Dans le sol, il existe aussi plusieurs sortes de symbioses entre les plantes et la micro flore :
Symbiose entre plante et mycorhize (myco : champignon. rhize : racine) : en échange des sucres issus de la photosynthèse et exsudés par les racines, le champignon mycorhizien va fournir de l’eau et des minéraux à la plante (la truffe est un exemple de symbiose mycorhizienne ).
Symbiose entre certaines plantes (légumineuses) et bactéries (rhizobium) : en échange du gîte et du couvert, la bactérie fixe l’azote de l’air en ammonium assimilable par la plante. Les légumineuses sont des plantes riches en protéines. Le constituant de base des acides aminées et des protéines est l’azote, ce qui explique l’intérêt de cette symbiose.
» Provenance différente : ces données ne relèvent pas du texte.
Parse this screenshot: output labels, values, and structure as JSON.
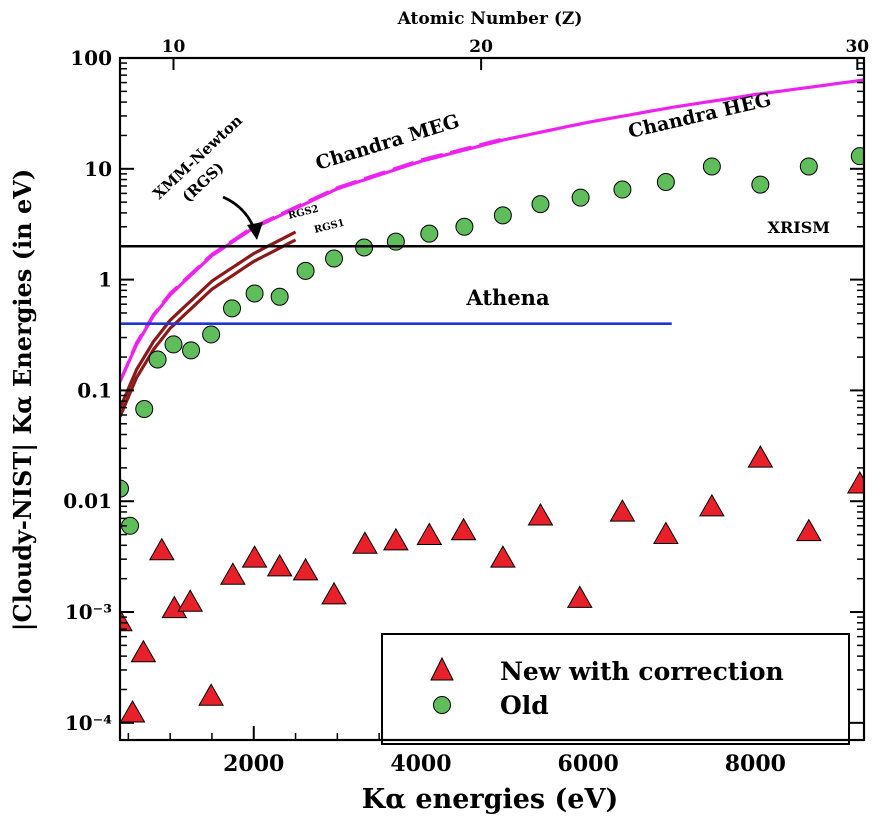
{
  "chart_data": {
    "type": "scatter",
    "xlabel": "Kα energies (eV)",
    "ylabel": "|Cloudy-NIST| Kα Energies (in eV)",
    "top_axis_label": "Atomic Number (Z)",
    "xlim": [
      400,
      9300
    ],
    "ylim": [
      7e-05,
      100
    ],
    "yscale": "log",
    "x_ticks": [
      2000,
      4000,
      6000,
      8000
    ],
    "x_tick_labels": [
      "2000",
      "4000",
      "6000",
      "8000"
    ],
    "y_ticks": [
      0.0001,
      0.001,
      0.01,
      0.1,
      1,
      10,
      100
    ],
    "y_tick_labels": [
      "10⁻⁴",
      "10⁻³",
      "0.01",
      "0.1",
      "1",
      "10",
      "100"
    ],
    "top_ticks": [
      {
        "label": "10",
        "x": 1040
      },
      {
        "label": "20",
        "x": 4720
      },
      {
        "label": "30",
        "x": 9220
      }
    ],
    "grid": false,
    "legend_position": "bottom-right",
    "series": [
      {
        "name": "New with correction",
        "marker": "triangle",
        "color": "#e8202a",
        "x": [
          400,
          550,
          680,
          900,
          1050,
          1240,
          1490,
          1750,
          2010,
          2310,
          2620,
          2960,
          3330,
          3700,
          4100,
          4510,
          4980,
          5430,
          5900,
          6410,
          6930,
          7480,
          8060,
          8640,
          9250
        ],
        "y": [
          0.0008,
          0.00012,
          0.00042,
          0.0035,
          0.00105,
          0.0012,
          0.00017,
          0.0021,
          0.003,
          0.0025,
          0.0023,
          0.0014,
          0.004,
          0.0043,
          0.0048,
          0.0053,
          0.003,
          0.0072,
          0.0013,
          0.0078,
          0.0049,
          0.0087,
          0.024,
          0.0052,
          0.014
        ]
      },
      {
        "name": "Old",
        "marker": "circle",
        "color": "#5fbd5b",
        "x": [
          400,
          520,
          690,
          850,
          1040,
          1250,
          1490,
          1740,
          2010,
          2310,
          2620,
          2960,
          3320,
          3700,
          4100,
          4520,
          4980,
          5430,
          5910,
          6410,
          6930,
          7480,
          8060,
          8640,
          9250
        ],
        "y": [
          0.013,
          0.006,
          0.068,
          0.19,
          0.26,
          0.23,
          0.32,
          0.55,
          0.75,
          0.7,
          1.2,
          1.55,
          1.95,
          2.2,
          2.6,
          3.0,
          3.8,
          4.8,
          5.5,
          6.5,
          7.6,
          10.5,
          7.2,
          10.5,
          13.0
        ]
      }
    ],
    "reference_lines": [
      {
        "name": "XRISM",
        "label": "XRISM",
        "y": 2.0,
        "x_range": [
          400,
          9300
        ],
        "color": "#000000"
      },
      {
        "name": "Athena",
        "label": "Athena",
        "y": 0.4,
        "x_range": [
          400,
          7000
        ],
        "color": "#1f33d6"
      }
    ],
    "curves": [
      {
        "name": "Chandra HEG",
        "label": "Chandra HEG",
        "color": "#ee22ee",
        "style": "solid",
        "x": [
          400,
          600,
          800,
          1000,
          1500,
          2000,
          3000,
          4000,
          5000,
          6000,
          7000,
          8000,
          9300
        ],
        "y": [
          0.12,
          0.26,
          0.47,
          0.73,
          1.65,
          2.93,
          6.6,
          11.7,
          18.3,
          26.3,
          35.8,
          46.8,
          63.3
        ]
      },
      {
        "name": "Chandra MEG",
        "label": "Chandra MEG",
        "color": "#ee22ee",
        "style": "dashed",
        "x": [
          400,
          600,
          800,
          1000,
          1500,
          2000,
          3000,
          4000,
          5000
        ],
        "y": [
          0.12,
          0.27,
          0.48,
          0.75,
          1.69,
          3.0,
          6.75,
          12.0,
          18.75
        ]
      },
      {
        "name": "RGS2",
        "label": "RGS2",
        "color": "#8b1a1a",
        "style": "solid",
        "x": [
          400,
          600,
          800,
          1000,
          1500,
          2000,
          2500
        ],
        "y": [
          0.069,
          0.155,
          0.275,
          0.43,
          0.97,
          1.72,
          2.69
        ]
      },
      {
        "name": "RGS1",
        "label": "RGS1",
        "color": "#8b1a1a",
        "style": "solid",
        "x": [
          400,
          600,
          800,
          1000,
          1500,
          2000,
          2500
        ],
        "y": [
          0.058,
          0.131,
          0.233,
          0.364,
          0.82,
          1.46,
          2.28
        ]
      }
    ],
    "annotations": [
      {
        "text": "XMM-Newton",
        "color": "#8b1a1a"
      },
      {
        "text": "(RGS)",
        "color": "#8b1a1a"
      }
    ]
  }
}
Cette activité foisonnante qui lie le monde organique et le monde minéral permet de structurer, d’aérer et de rendre le sol fertile et fécond. Dans un sol vivant, pendant un orage, les minéraux et le sol, au lieu d’être lessivés et emportés dans les rivières sont retenus dans le complexe argilo humique. Le sol vivant permet le stockage, la filtration et l’infiltration (percolation) de l’eau en excès. Les cultures peuvent ainsi puiser tous les minéraux et oligo-éléments dont elles ont besoin au moment où elles en ont besoin. Grâce à tous ces minéraux, avec l’aide des micro-organismes et de la biodiversité fonctionnelle, les plantes pourront mettre en place leurs défenses immunitaires naturelles contre les maladies et les ravageurs. Les fruits, légumes et fourrages ainsi cultivés seront d’une grande qualité nutritive et gustative pour les hommes et les animaux d’élevage.
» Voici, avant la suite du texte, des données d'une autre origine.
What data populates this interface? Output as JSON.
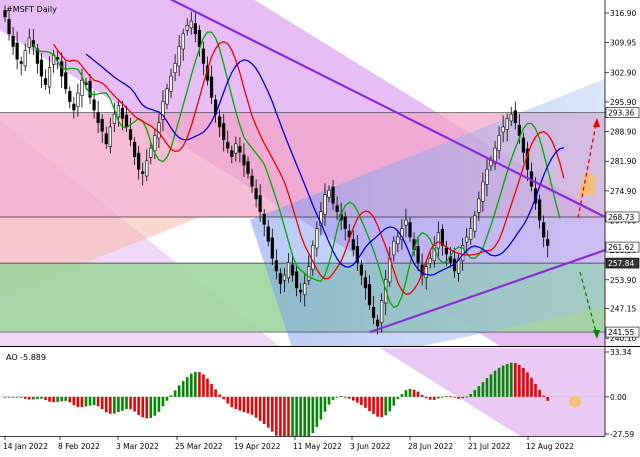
{
  "chart_data": [
    {
      "type": "candlestick",
      "title": "#MSFT Daily",
      "ylim": [
        238.5,
        319.5
      ],
      "yticks": [
        316.9,
        309.95,
        302.9,
        295.9,
        288.9,
        281.9,
        274.9,
        267.9,
        260.9,
        253.9,
        247.15,
        240.1
      ],
      "price_labels": [
        {
          "value": 293.36,
          "text": "293.36",
          "style": "light"
        },
        {
          "value": 268.73,
          "text": "268.73",
          "style": "light"
        },
        {
          "value": 261.62,
          "text": "261.62",
          "style": "light"
        },
        {
          "value": 257.84,
          "text": "257.84",
          "style": "dark"
        },
        {
          "value": 241.55,
          "text": "241.55",
          "style": "light"
        }
      ],
      "xtick_labels": [
        "14 Jan 2022",
        "8 Feb 2022",
        "3 Mar 2022",
        "25 Mar 2022",
        "19 Apr 2022",
        "11 May 2022",
        "3 Jun 2022",
        "28 Jun 2022",
        "21 Jul 2022",
        "12 Aug 2022"
      ],
      "horizontal_levels": [
        293.36,
        268.73,
        257.84,
        241.55
      ],
      "channel": {
        "description": "Descending channel with a rising support line",
        "upper_line": [
          [
            0,
            322.0
          ],
          [
            150,
            268.73
          ]
        ],
        "support_line": [
          [
            92,
            241.55
          ],
          [
            150,
            260.9
          ]
        ]
      },
      "moving_averages": [
        {
          "color": "#00aa00"
        },
        {
          "color": "#ee0000"
        },
        {
          "color": "#0000dd"
        }
      ],
      "candles_close": [
        316,
        312,
        309,
        306,
        305,
        308,
        311,
        309,
        305,
        302,
        300,
        304,
        307,
        306,
        302,
        299,
        296,
        294,
        298,
        301,
        300,
        297,
        294,
        291,
        289,
        286,
        290,
        293,
        295,
        292,
        290,
        287,
        283,
        280,
        279,
        282,
        285,
        288,
        291,
        296,
        299,
        302,
        305,
        309,
        312,
        314,
        315,
        312,
        309,
        305,
        301,
        297,
        293,
        290,
        287,
        285,
        283,
        286,
        284,
        281,
        279,
        276,
        273,
        270,
        267,
        263,
        259,
        256,
        253,
        255,
        258,
        255,
        252,
        251,
        253,
        257,
        262,
        266,
        270,
        274,
        275,
        272,
        270,
        268,
        266,
        264,
        261,
        258,
        255,
        252,
        248,
        245,
        243,
        249,
        254,
        259,
        263,
        264,
        266,
        268,
        264,
        261,
        258,
        255,
        257,
        259,
        262,
        265,
        262,
        260,
        258,
        256,
        259,
        262,
        264,
        266,
        269,
        273,
        277,
        280,
        282,
        285,
        288,
        290,
        292,
        293,
        291,
        288,
        284,
        280,
        276,
        272,
        268,
        264,
        262
      ]
    },
    {
      "type": "bar",
      "title": "AO -5.889",
      "ylim": [
        -27.59,
        33.34
      ],
      "yticks": [
        33.34,
        0.0,
        -27.59
      ],
      "ytick_labels": [
        "33.34",
        "0.00",
        "-27.59"
      ],
      "colors": {
        "up": "#008800",
        "down": "#ee0000"
      }
    }
  ]
}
Transiter de l’agronomie vers l’agroécologie a changé mon regard sur l’agriculture, mes pratiques culturales ont été bouleversées et visent à respecter et entretenir la vie sous toutes ses formes. Ma façon de consommer (alimentaire ou non) a aussi été modifiée et s’oriente vers des modes de production respectueux et durables.
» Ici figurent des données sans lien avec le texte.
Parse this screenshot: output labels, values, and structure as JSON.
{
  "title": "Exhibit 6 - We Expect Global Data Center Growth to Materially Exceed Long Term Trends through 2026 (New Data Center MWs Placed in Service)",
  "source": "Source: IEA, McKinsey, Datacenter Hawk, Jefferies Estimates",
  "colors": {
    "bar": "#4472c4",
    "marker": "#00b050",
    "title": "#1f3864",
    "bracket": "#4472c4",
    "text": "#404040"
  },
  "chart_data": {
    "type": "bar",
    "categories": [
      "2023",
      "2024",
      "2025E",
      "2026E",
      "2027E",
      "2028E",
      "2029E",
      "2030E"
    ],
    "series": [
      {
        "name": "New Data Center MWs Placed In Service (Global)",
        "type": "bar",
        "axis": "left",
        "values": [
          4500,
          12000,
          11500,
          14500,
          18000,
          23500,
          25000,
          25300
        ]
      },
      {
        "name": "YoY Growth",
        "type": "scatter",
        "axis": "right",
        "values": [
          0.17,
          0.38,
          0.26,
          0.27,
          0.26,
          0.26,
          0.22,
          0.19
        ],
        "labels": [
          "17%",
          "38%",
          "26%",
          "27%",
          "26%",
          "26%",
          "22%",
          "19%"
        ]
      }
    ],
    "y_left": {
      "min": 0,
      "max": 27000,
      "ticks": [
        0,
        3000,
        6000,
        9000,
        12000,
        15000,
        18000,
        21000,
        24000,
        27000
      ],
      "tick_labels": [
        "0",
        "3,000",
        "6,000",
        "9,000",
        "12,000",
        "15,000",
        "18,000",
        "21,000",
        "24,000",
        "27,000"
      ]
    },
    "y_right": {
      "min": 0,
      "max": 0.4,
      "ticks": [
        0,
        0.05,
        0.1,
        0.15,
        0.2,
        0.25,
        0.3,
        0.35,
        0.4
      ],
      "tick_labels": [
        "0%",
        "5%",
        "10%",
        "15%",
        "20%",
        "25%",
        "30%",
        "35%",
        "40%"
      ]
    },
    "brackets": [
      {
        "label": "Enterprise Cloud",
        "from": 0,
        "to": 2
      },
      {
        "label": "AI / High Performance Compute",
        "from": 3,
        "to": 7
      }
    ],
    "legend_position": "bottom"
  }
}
Produire en encourageant la vie, devenir co-acteur avec la nature, la laisser s’exprimer librement, en équilibre, sans contrainte. Le sol est le théâtre d’activités et d’interactions croisées multiples, soyons humbles face à cette complexité et ce génie du vivant en employant des méthodes respectueuses de l’environnement. Connaitre le milieu avant de le gérer nous procurera les clefs du sol, base d’une alimentation saine.
Taton Christophe
Viticulteur bio au Cellier des coteaux de Lançon.